Ven a África

Ángeles González-Sinde

Ángeles González-Sinde

Es polvoriento. Sientes el pelo como un estropajo por más que te lo laves. Hasta en el supermercado el paquete de pasta tiene una capa de polvo que te hace dudar de la salubridad del contenido. La tierra es roja, de un rojo intenso, arcillosa. De pronto, unas voces de hombres cantan afinadas como un coro. Me asomo al balcón. Son soldados en formación. Marciales, preparan un desfile en el patio del cuartel general. El cántico sin embargo es dulce, armonioso. Pueden cantar a cualquier hora. Estamos en ramadán y la madrugada es tan buen momento o mejor que el día. Se preparan para la fiesta nacional que será la semana que viene.

Estos días la ciudad está medio aletargada. El presidente Macky Sall ha decretado la suspensión de todos los transportes públicos y los funcionarios no volverán a sus puestos hasta dentro de una semana. Se celebra la vista en el proceso contra el líder de la oposición, Ousmane Sonko, acusado de difamar a un ministro y de violar a una mujer. El Gobierno teme revueltas de sus partidarios si la sentencia le inhabilita y le impide presentarse a las próximas elecciones. Es un buen argumento para asociar su nombre a la intranquilidad y a pérdidas económicas. El taxista está aburrido. El día es muy lento. No hay clientes. Tampoco vendedores ambulantes. La parte buena es que tampoco hay tráfico. Se han disuelto como un Redoxón en agua los monumentales atascos de Dakar.

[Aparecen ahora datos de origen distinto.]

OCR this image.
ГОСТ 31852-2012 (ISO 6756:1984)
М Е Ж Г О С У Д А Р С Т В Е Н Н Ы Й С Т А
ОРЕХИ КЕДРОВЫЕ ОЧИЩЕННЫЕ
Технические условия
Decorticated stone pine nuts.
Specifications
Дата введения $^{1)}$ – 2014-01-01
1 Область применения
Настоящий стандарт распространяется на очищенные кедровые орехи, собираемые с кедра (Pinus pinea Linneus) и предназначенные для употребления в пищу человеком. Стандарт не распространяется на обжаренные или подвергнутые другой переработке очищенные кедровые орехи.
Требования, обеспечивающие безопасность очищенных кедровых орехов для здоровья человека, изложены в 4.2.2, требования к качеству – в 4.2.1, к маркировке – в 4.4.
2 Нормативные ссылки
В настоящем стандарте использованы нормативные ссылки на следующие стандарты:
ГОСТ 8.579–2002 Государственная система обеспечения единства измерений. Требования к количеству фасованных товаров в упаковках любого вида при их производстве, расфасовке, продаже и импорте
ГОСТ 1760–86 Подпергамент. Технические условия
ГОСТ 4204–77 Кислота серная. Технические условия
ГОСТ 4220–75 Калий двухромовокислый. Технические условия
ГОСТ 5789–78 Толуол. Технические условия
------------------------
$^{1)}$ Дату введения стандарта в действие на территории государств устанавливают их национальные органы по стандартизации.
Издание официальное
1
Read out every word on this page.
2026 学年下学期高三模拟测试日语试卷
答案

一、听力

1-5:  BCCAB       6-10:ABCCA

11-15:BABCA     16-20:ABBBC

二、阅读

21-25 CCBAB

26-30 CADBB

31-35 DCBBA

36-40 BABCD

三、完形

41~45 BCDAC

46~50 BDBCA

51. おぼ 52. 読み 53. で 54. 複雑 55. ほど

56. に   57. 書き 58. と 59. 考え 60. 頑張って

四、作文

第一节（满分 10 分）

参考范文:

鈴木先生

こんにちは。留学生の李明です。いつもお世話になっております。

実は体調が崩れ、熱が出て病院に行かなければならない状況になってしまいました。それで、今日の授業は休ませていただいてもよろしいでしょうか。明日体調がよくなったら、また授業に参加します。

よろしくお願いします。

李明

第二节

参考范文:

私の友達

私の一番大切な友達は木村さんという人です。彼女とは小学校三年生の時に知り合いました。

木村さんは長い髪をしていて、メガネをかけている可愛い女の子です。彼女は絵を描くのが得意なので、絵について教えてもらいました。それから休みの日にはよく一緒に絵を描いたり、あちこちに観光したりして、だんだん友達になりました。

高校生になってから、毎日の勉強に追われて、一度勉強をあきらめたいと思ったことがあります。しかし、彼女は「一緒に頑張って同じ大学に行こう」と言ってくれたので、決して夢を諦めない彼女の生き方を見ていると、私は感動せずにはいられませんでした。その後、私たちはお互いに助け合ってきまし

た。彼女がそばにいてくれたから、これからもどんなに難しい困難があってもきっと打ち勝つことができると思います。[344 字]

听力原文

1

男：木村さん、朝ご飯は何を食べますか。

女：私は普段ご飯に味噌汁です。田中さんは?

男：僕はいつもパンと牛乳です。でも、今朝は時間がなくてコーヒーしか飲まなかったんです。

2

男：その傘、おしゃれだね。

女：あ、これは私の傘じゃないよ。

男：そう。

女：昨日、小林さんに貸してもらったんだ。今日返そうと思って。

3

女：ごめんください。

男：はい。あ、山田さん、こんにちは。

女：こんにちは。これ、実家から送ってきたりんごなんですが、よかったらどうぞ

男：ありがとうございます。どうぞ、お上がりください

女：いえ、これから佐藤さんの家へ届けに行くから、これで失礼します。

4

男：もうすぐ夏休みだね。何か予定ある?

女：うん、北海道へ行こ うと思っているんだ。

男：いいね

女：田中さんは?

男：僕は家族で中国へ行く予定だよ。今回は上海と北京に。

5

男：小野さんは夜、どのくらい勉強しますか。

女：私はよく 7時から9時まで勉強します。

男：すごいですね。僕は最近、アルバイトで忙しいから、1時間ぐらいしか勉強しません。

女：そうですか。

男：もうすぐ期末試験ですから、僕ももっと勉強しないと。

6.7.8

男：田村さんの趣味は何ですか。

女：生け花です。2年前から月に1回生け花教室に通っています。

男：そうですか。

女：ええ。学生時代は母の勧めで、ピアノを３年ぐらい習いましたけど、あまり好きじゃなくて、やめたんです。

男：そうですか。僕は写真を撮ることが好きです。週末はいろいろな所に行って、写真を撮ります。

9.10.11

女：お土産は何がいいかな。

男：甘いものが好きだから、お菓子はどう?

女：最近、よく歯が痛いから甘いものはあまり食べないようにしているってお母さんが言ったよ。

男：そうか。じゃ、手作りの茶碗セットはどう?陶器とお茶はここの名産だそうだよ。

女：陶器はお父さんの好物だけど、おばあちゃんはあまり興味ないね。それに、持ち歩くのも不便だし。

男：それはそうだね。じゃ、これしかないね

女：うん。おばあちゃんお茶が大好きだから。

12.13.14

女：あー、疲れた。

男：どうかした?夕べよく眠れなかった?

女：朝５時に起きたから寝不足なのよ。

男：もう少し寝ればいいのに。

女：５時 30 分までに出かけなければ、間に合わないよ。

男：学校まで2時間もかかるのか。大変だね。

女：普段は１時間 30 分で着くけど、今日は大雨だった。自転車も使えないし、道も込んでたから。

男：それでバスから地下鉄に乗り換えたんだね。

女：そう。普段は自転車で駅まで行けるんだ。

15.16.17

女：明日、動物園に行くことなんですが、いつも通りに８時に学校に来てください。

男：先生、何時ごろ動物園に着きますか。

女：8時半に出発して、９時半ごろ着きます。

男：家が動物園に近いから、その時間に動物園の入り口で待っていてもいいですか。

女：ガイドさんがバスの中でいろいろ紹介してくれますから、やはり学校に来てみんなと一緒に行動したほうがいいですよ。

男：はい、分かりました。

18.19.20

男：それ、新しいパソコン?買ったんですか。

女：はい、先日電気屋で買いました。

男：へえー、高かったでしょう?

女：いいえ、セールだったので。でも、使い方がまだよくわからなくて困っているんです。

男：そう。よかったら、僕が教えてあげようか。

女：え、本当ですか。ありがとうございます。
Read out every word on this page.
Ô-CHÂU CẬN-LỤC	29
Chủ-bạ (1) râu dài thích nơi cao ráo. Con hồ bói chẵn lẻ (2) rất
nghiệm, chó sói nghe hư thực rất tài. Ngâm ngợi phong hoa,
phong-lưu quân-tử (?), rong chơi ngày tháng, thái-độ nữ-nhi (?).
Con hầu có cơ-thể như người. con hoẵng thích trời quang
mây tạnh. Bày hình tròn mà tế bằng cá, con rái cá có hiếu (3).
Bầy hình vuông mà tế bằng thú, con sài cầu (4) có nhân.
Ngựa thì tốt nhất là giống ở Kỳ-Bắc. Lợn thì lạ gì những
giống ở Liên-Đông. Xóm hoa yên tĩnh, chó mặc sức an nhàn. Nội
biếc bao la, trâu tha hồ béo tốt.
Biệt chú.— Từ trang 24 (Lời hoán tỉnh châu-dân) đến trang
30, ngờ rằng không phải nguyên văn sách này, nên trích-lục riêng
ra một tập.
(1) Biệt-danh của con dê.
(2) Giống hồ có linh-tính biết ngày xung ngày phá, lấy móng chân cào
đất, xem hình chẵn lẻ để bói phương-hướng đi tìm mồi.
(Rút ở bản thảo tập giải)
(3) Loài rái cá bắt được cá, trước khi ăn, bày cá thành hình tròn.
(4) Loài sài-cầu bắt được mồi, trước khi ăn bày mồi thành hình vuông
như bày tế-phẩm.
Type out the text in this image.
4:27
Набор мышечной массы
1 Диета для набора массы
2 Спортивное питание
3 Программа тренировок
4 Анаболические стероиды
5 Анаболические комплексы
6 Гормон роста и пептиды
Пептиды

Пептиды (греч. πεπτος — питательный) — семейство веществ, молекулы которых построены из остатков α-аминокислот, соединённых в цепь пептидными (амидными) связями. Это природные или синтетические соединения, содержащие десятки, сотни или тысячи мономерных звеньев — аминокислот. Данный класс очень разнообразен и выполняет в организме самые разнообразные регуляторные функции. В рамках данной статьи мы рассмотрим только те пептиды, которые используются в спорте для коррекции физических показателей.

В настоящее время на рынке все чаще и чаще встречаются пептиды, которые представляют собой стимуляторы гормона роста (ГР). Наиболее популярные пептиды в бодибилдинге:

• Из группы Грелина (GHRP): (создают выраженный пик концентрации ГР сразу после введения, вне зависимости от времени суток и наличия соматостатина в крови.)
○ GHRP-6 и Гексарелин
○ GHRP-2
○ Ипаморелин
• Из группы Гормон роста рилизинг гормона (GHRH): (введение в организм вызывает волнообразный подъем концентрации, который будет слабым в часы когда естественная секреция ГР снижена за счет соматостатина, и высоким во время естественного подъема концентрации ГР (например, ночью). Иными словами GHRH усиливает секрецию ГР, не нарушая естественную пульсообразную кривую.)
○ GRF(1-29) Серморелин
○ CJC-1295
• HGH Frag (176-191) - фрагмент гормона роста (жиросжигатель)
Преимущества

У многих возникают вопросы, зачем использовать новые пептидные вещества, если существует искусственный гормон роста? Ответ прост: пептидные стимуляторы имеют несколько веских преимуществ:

El lunes tomamos un autobús para viajar a Saint Louis, la antigua capital. Tardamos casi hora y media en alcanzar la autopista desde la estación. Por un momento pensé que o me tomaba un Lorazepam, o me tenía que bajar. Pero aguanté como aguantan todos aquí. Seis horas después llegamos a la vieja ciudad sobre el río Senegal. Íbamos sentadas en la primera fila. El estruendo del viejo motor nos fatigó más que la carretera. El bramido alternaba con un claxon estridente que el chófer tocaba cada poco para alertar a vehículos, peatones, motoristas, burros, carros. Cuidado que voy. Cuidado que no me detengo. Ojo que te llevo por delante.

El autocar, como los taxis, la ropa, los electrodomésticos, es viejo y está defectuoso, no superaría ni por asomo nuestras inspecciones. No las ha pasado, por eso está aquí. Es un desecho más de los europeos. Nuestra seguridad se paga a costa de la inseguridad ajena. África es nuestro vertedero. Un gran desguace. El autocar peligroso para unos es idóneo para transportar a otros y en el entreacto de esta función alguien saca tajada. El paisaje está salpicado de plásticos. Sus colores chillones rompen los tonos pardos de la tierra, las ásperas matas y los baobabs aún sin hojas. Las cabras, a falta de algo mejor en la temporada seca, los engullen. La basura nos acabará enterrando a todos. Salvo donde se ubican las mezquitas, nadie recoge ni barre los desperdicios que el viento reparte.

Los soldados vuelven a salir con sus impolutos uniformes. Pared con pared hay un hospital. El cuartel está impecable, en el verde de sus amplios jardines la vista descansa; el hospital es un amasijo desordenado de construcciones que se solapan. Saint Louis también es decrépito. Entre el puñado de hoteles en casas coloniales rehabilitadas, destaca uno español. Se llama Siki en homenaje al mítico boxeador senegalés. Al otro lado del río está el atestado barrio de pescadores. Cabras y ovejas conviven con los niños. Las mujeres tienden coladas escrupulosamente ordenadas por colores. Un pelícano pasea entre ellas, orgulloso como un rey benévolo. Babacar, el guía, nos explica que los pelícanos nacen negros y de adultos son blancos como Michael Jackson. Si es él quien hace la referencia al color de nuestra piel podemos sonreír sin culpa.

Hemos dejado la isla de Gorée para el último día. Quince minutos de travesía y alcanzamos una isla pequeñísima que carga con la penosa responsabilidad de haber sido el punto de partida de los barcos cargados de esclavos. La recorremos y todo cambia. ¿Es el frescor, es el aire limpio del mar, son las flores que disimulan las inexistentes aceras? Hay algo apacible cuando nos sentamos a comer. Thio, el tabernero, habla español. Nos alimenta y al despedirnos nos dice que la historia es la historia y no piensa cargar con ella. Tiene razón. A pesar de la sensación de sueño, del peso de la historia, África es presente, el anverso y reverso que nos dice quiénes somos y dónde estamos, sin espejos engañosos, sin trampas. Por eso siempre queremos volver a ella.